A tese básica é que a política de combate ao tráfico tem sido custosa e ineficiente, inclusive para os Estados Unidos, seu grande mentor. O gasto anual subiu de US$10 bilhões nos anos 1980 para US$35 bilhões atualmente. Em 30 anos, o número de presos condenados por crimes relacionados com as drogas subiu de menos de 50 mil para 500 mil, representando um em cada quatro presos nos Estados Unidos.
Enquanto isso, o preço das drogas está estabilizado ou decrescente, e o consumo não é reduzido. Os estudos mostram que o tráfico de drogas, além de tudo, induz a outros tipos de crime.
A comissão propõe a descriminalização da maconha por ser esta a droga de uso amplamente majoritário no mundo, e, ao mesmo tempo, cujos malefícios podem ser comparados aos do álcool e do tabaco. Este debate teria o dom de quebrar o tabu que o tema representa.
Segundo estatísticas, a média internacional de homicídios por 100 mil habitantes é de 5,98 em países não produtores de drogas, enquanto nos produtores sobe para 17,05.
Para reforçar a tese de que a legalização e a regulamentação do uso da maconha podem trazer benefícios, os defensores da tese comparam essa abordagem em nossos dias com fase da "prohibition" (proibição), como ficou conhecida a Lei Seca dos Estados Unidos, aprovada em janeiro de 1919, e que proibia a produção, venda e consumo de bebidas alcoólicas.
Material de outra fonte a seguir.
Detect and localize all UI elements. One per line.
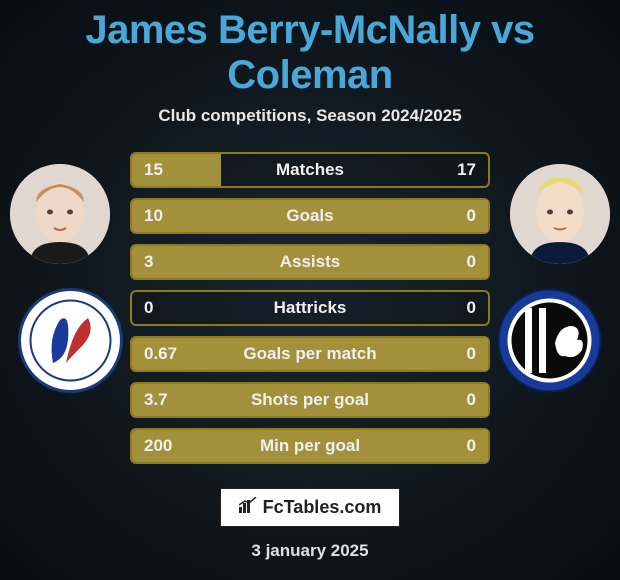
stat-row: 3.7Shots per goal0 (130, 382, 490, 418)
stat-value-left: 3 (132, 252, 212, 272)
stat-label: Min per goal (212, 436, 408, 456)
stat-value-left: 0.67 (132, 344, 212, 364)
stat-value-left: 0 (132, 298, 212, 318)
stat-value-left: 15 (132, 160, 212, 180)
stat-row: 10Goals0 (130, 198, 490, 234)
chart-icon (239, 497, 257, 518)
stat-label: Goals (212, 206, 408, 226)
stat-label: Assists (212, 252, 408, 272)
stat-label: Matches (212, 160, 408, 180)
stat-value-right: 0 (408, 206, 488, 226)
stat-value-right: 17 (408, 160, 488, 180)
page-title: James Berry-McNally vs Coleman (0, 0, 620, 98)
stat-value-right: 0 (408, 390, 488, 410)
brand-text: FcTables.com (263, 497, 382, 518)
stat-rows: 15Matches1710Goals03Assists00Hattricks00… (130, 150, 490, 464)
date-text: 3 january 2025 (0, 541, 620, 561)
club-right-crest (497, 288, 602, 393)
stat-label: Shots per goal (212, 390, 408, 410)
stat-label: Goals per match (212, 344, 408, 364)
stat-label: Hattricks (212, 298, 408, 318)
stat-value-right: 0 (408, 252, 488, 272)
stat-row: 200Min per goal0 (130, 428, 490, 464)
player-left-avatar (10, 164, 110, 264)
stat-row: 0.67Goals per match0 (130, 336, 490, 372)
club-left-crest (18, 288, 123, 393)
stat-row: 15Matches17 (130, 152, 490, 188)
stat-value-right: 0 (408, 436, 488, 456)
brand-badge: FcTables.com (220, 488, 401, 527)
stat-row: 3Assists0 (130, 244, 490, 280)
player-right-avatar (510, 164, 610, 264)
stat-value-right: 0 (408, 298, 488, 318)
stat-value-right: 0 (408, 344, 488, 364)
stat-value-left: 200 (132, 436, 212, 456)
stat-row: 0Hattricks0 (130, 290, 490, 326)
stat-value-left: 10 (132, 206, 212, 226)
stat-value-left: 3.7 (132, 390, 212, 410)
comparison-panel: 15Matches1710Goals03Assists00Hattricks00… (0, 150, 620, 470)
page-subtitle: Club competitions, Season 2024/2025 (0, 106, 620, 126)
footer: FcTables.com 3 january 2025 (0, 488, 620, 561)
Mostrando que, como naquele tempo, a proibição das drogas não deteve o tráfico nem fez o consumo decrescer, chamam a atenção para o fato de que essa política, assim como nos anos 1920 criou condições para a atuação dos gângsteres, hoje em dia estabeleceu um mercado para o crime organizado em escala internacional.
Uma dos apoiadoras da comissão é a ONG do megainvestidor George Soros Open Society Institute, que promove políticas públicas em diversos países. Kasia Malinowska, diretora do programa global de políticas de drogas da OSI, acha que já é possível ver-se sinais de mudanças conceituais no novo governo dos Estados Unidos, que tenderia a adotar uma política de "redução de danos" na questão das drogas.
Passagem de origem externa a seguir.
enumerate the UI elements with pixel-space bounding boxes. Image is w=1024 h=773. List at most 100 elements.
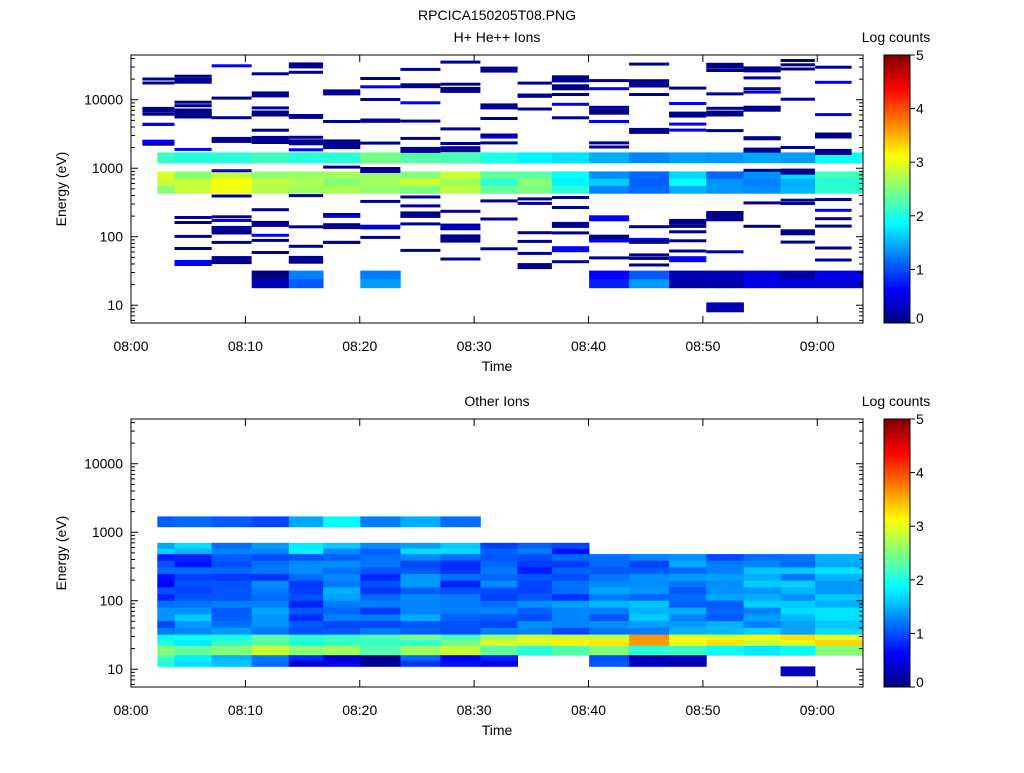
- heatmap-cell: [589, 607, 630, 615]
- heatmap-cell: [440, 587, 481, 595]
- heatmap-cell: [251, 627, 290, 635]
- heatmap-cell: [174, 147, 212, 151]
- heatmap-cell: [551, 116, 590, 120]
- heatmap-cell: [780, 178, 816, 187]
- heatmap-cell: [669, 178, 707, 187]
- colorbar-swatch: [884, 285, 910, 288]
- heatmap-cell: [211, 261, 252, 265]
- heatmap-cell: [251, 270, 290, 280]
- heatmap-cell: [551, 554, 590, 562]
- heatmap-cell: [174, 542, 213, 549]
- heatmap-cell: [815, 614, 864, 622]
- colorbar-swatch: [884, 309, 910, 313]
- x-axis-label: Time: [482, 358, 513, 374]
- heatmap-cell: [780, 594, 816, 602]
- heatmap-cell: [251, 560, 290, 568]
- colorbar-swatch: [884, 235, 910, 239]
- heatmap-cell: [780, 240, 815, 244]
- heatmap-cell: [743, 66, 781, 73]
- heatmap-cell: [551, 542, 590, 549]
- heatmap-cell: [288, 270, 324, 280]
- x-ticks: 08:00 08:10 08:20 08:30 08:40 08:50 09:00: [113, 419, 835, 718]
- colorbar-tick-label: 4: [916, 465, 924, 481]
- heatmap-cell: [589, 171, 630, 180]
- heatmap-cell: [400, 548, 441, 555]
- heatmap-cell: [669, 279, 707, 289]
- colorbar-swatch: [884, 168, 910, 172]
- heatmap-cell: [669, 587, 707, 595]
- colorbar-swatch: [884, 468, 910, 471]
- heatmap-cell: [669, 600, 707, 608]
- heatmap-cell: [360, 587, 401, 595]
- colorbar-swatch: [884, 445, 910, 449]
- heatmap-cell: [669, 627, 707, 635]
- heatmap-cell: [629, 607, 670, 615]
- heatmap-cell: [211, 64, 252, 68]
- colorbar-swatch: [884, 291, 910, 295]
- colorbar-swatch: [884, 539, 910, 543]
- heatmap-cell: [780, 59, 815, 62]
- heatmap-cell: [706, 186, 744, 194]
- heatmap-cell: [780, 270, 816, 280]
- heatmap-cell: [288, 148, 324, 152]
- colorbar-swatch: [884, 419, 910, 422]
- colorbar-swatch: [884, 544, 910, 547]
- heatmap-cell: [400, 627, 441, 635]
- heatmap-cell: [288, 600, 324, 608]
- heatmap-cell: [157, 621, 175, 629]
- heatmap-cell: [551, 607, 590, 615]
- y-tick-label: 10000: [84, 92, 123, 108]
- x-tick-label: 08:30: [457, 338, 492, 354]
- colorbar-swatch: [884, 276, 910, 279]
- heatmap-cell: [551, 171, 590, 180]
- heatmap-cell: [551, 621, 590, 629]
- heatmap-cell: [669, 249, 707, 253]
- heatmap-cell: [517, 600, 553, 608]
- x-tick-label: 08:30: [457, 702, 492, 718]
- colorbar-swatch: [884, 530, 910, 534]
- heatmap-cell: [743, 567, 782, 575]
- colorbar-swatch: [884, 318, 910, 322]
- colorbar-swatch: [884, 597, 910, 601]
- heatmap-cell: [323, 143, 361, 150]
- heatmap-cell: [400, 660, 441, 667]
- colorbar-swatch: [884, 532, 910, 536]
- colorbar-swatch: [884, 182, 910, 185]
- heatmap-cell: [815, 600, 864, 608]
- heatmap-cell: [288, 279, 324, 289]
- heatmap-cell: [480, 178, 518, 187]
- heatmap-cell: [669, 122, 707, 126]
- heatmap-cell: [400, 634, 441, 641]
- colorbar-swatch: [884, 282, 910, 286]
- colorbar-swatch: [884, 669, 910, 672]
- colorbar-swatch: [884, 521, 910, 525]
- colorbar-swatch: [884, 479, 910, 482]
- heatmap-cell: [589, 567, 630, 575]
- heatmap-cell: [174, 645, 213, 656]
- heatmap-cell: [517, 186, 553, 194]
- heatmap-cell: [440, 554, 481, 562]
- colorbar-swatch: [884, 59, 910, 62]
- colorbar-swatch: [884, 588, 910, 592]
- colorbar-swatch: [884, 528, 910, 531]
- heatmap-cell: [480, 171, 518, 180]
- heatmap-cell: [706, 574, 744, 582]
- colorbar-swatch: [884, 92, 910, 96]
- colorbar-tick-label: 0: [916, 674, 924, 690]
- colorbar-swatch: [884, 209, 910, 212]
- heatmap-cell: [251, 660, 290, 667]
- colorbar-swatch: [884, 215, 910, 219]
- heatmap-cell: [142, 122, 175, 126]
- heatmap-cell: [211, 256, 252, 263]
- colorbar-swatch: [884, 548, 910, 552]
- heatmap-cell: [551, 93, 590, 96]
- heatmap-cell: [706, 587, 744, 595]
- heatmap-cell: [815, 171, 864, 180]
- colorbar-swatch: [884, 151, 910, 154]
- heatmap-cell: [360, 85, 401, 89]
- heatmap-cell: [174, 247, 212, 250]
- heatmap-cell: [288, 621, 324, 629]
- heatmap-cell: [743, 171, 782, 180]
- heatmap-cell: [288, 260, 324, 264]
- heatmap-cell: [251, 594, 290, 602]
Um indício é que no site da Casa Branca sobre o assunto, confirmando o que Obama prometera na campanha eleitoral, já há a disposição de aceitar uma política de distribuição gratuita de seringas para proteger os viciados.
O problema é que a equipe do Departamento de Estado americano, que está em Viena atuando na preparação do documento final, ainda tem a perspectiva da posição mais radical do governo anterior, e teme-se que não haja tempo útil para que uma posição mais liberal já seja refletida no documento final, inclusive porque esta não deve ser a prioridade do novo Departamento de Estado neste momento.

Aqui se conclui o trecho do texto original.